RViDeformer: Efficient Raw Video Denoising Transformer with a Larger Benchmark Dataset

In recent years, raw video denoising has garnered increased attention due to the consistency with the imaging process and well-studied noise modeling in the raw domain. However, two problems still hinder the denoising performance. Firstly, there is no large dataset with realistic motions for supervised raw video denoising, as capturing noisy and clean frames for real dynamic scenes is difficult. To address this, we propose recapturing existing high-resolution videos displayed on a 4K screen with high-low ISO settings to construct noisy-clean paired frames. In this way, we construct a video denoising dataset (named as ReCRVD) with 120 groups of noisy-clean videos, whose ISO values ranging from 1600 to 25600. Secondly, while non-local temporal-spatial attention is beneficial for denoising, it often leads to heavy computation costs. We propose an efficient raw video denoising transformer network (RViDeformer) that explores both short and long-distance correlations. Specifically, we propose multi-branch spatial and temporal attention modules, which explore the patch correlations from local window, local low-resolution window, global downsampled window, and neighbor-involved window, and then they are fused together. We employ reparameterization to reduce computation costs. Our network is trained in both supervised and unsupervised manners, achieving the best performance compared with state-of-the-art methods. Additionally, the model trained with our proposed dataset (ReCRVD) outperforms the model trained with previous benchmark dataset (CRVD) when evaluated on the real-world outdoor noisy videos. Our code and dataset will be released after the acceptance of this work.

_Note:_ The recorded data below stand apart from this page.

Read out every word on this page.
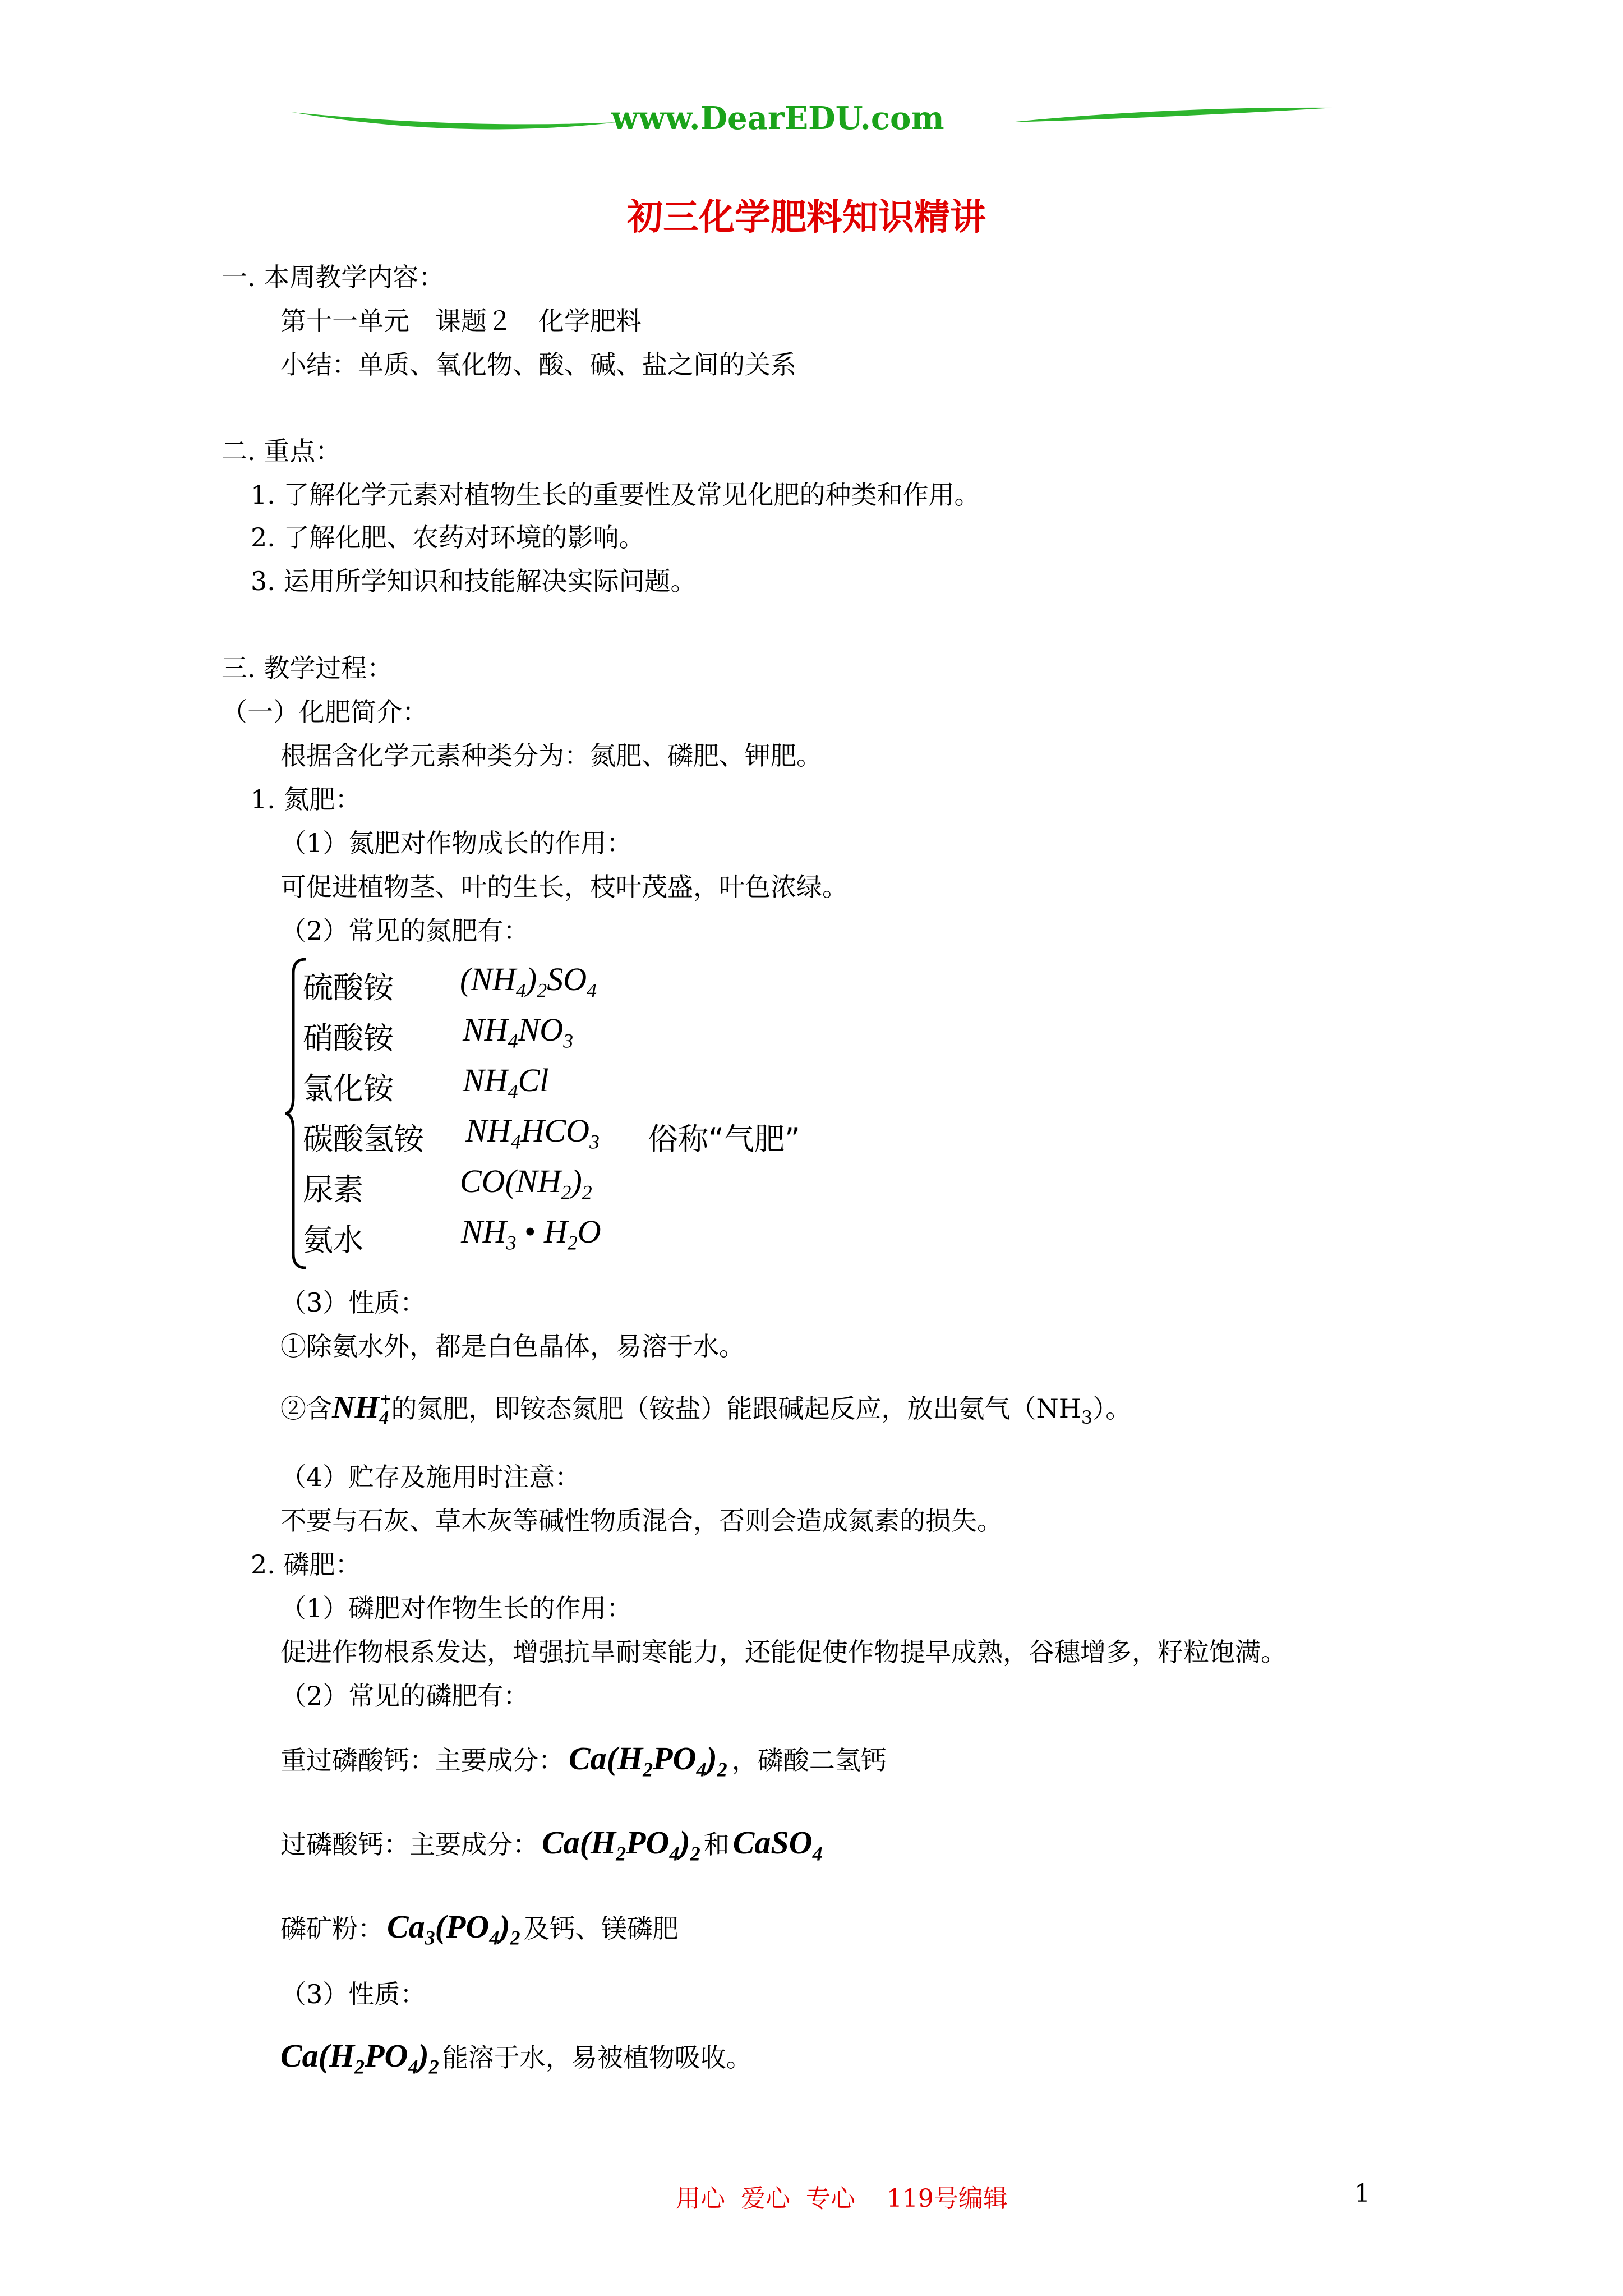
www.DearEDU.com
初三化学肥料知识精讲
一. 本周教学内容：
第十一单元　课题２　化学肥料
小结：单质、氧化物、酸、碱、盐之间的关系
二. 重点：
1. 了解化学元素对植物生长的重要性及常见化肥的种类和作用。
2. 了解化肥、农药对环境的影响。
3. 运用所学知识和技能解决实际问题。
三. 教学过程：
（一）化肥简介：
根据含化学元素种类分为：氮肥、磷肥、钾肥。
1. 氮肥：
（1）氮肥对作物成长的作用：
可促进植物茎、叶的生长，枝叶茂盛，叶色浓绿。
（2）常见的氮肥有：
硫酸铵 $(NH_4)_2SO_4$
硝酸铵 $NH_4NO_3$
氯化铵 $NH_4Cl$
碳酸氢铵 $NH_4HCO_3$ 俗称“气肥”
尿素	$CO(NH_2)_2$
氨水	$NH_3$ • $H_2O$
（3）性质：
①除氨水外，都是白色晶体，易溶于水。
②含$NH_4^+$的氮肥，即铵态氮肥（铵盐）能跟碱起反应，放出氨气$(NH_3)$。
（4）贮存及施用时注意：
不要与石灰、草木灰等碱性物质混合，否则会造成氮素的损失。
2. 磷肥：
（1）磷肥对作物生长的作用：
促进作物根系发达，增强抗旱耐寒能力，还能促使作物提早成熟，谷穗增多，籽粒饱满。
（2）常见的磷肥有：
重过磷酸钙：主要成分： $Ca(H_2PO_4)_2$ ，磷酸二氢钙
过磷酸钙：主要成分： $Ca(H_2PO_4)_2$ 和 CaSO$_4$
磷矿粉： $Ca_3(PO_4)_2$ 及钙、镁磷肥
（3）性质：
$Ca(H_2PO_4)_2$ 能溶于水，易被植物吸收。
用心  爱心  专心    119号编辑	1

翻译：近年来，原始视频去噪因与成像过程的一致性及原始域中噪声建模的成熟研究而受到更多关注。然而，两个问题仍制约着去噪性能。首先，目前缺乏用于监督式原始视频去噪的大规模真实运动数据集，因为在实际动态场景中捕捉含噪与干净帧存在困难。为解决此问题，我们提出通过高低ISO设置，在4K屏幕上重新录制现有高分辨率视频，以构建含噪-干净配对帧。据此，我们构建了一个包含120组含噪-干净视频的视频去噪数据集（命名为ReCRVD），其ISO值范围为1600至25600。其次，尽管非局部时空注意力有助于去噪，但常导致高计算开销。我们提出一种高效原始视频去噪Transformer网络（RViDeformer），该网络同时探索短距离与长距离相关性。具体而言，我们提出多分支空间与时间注意力模块，从局部窗口、局部低分辨率窗口、全局降采样窗口及邻域参与窗口中探索块相关性，并进行特征融合。我们采用重参数化以降低计算成本。该网络以监督与无监督两种方式训练，在性能上优于现有最先进方法。此外，在真实室外含噪视频评估中，基于所提数据集（ReCRVD）训练的模型优于基于先前基准数据集（CRVD）训练的模型。本工作的代码与数据集将在论文接收后公开。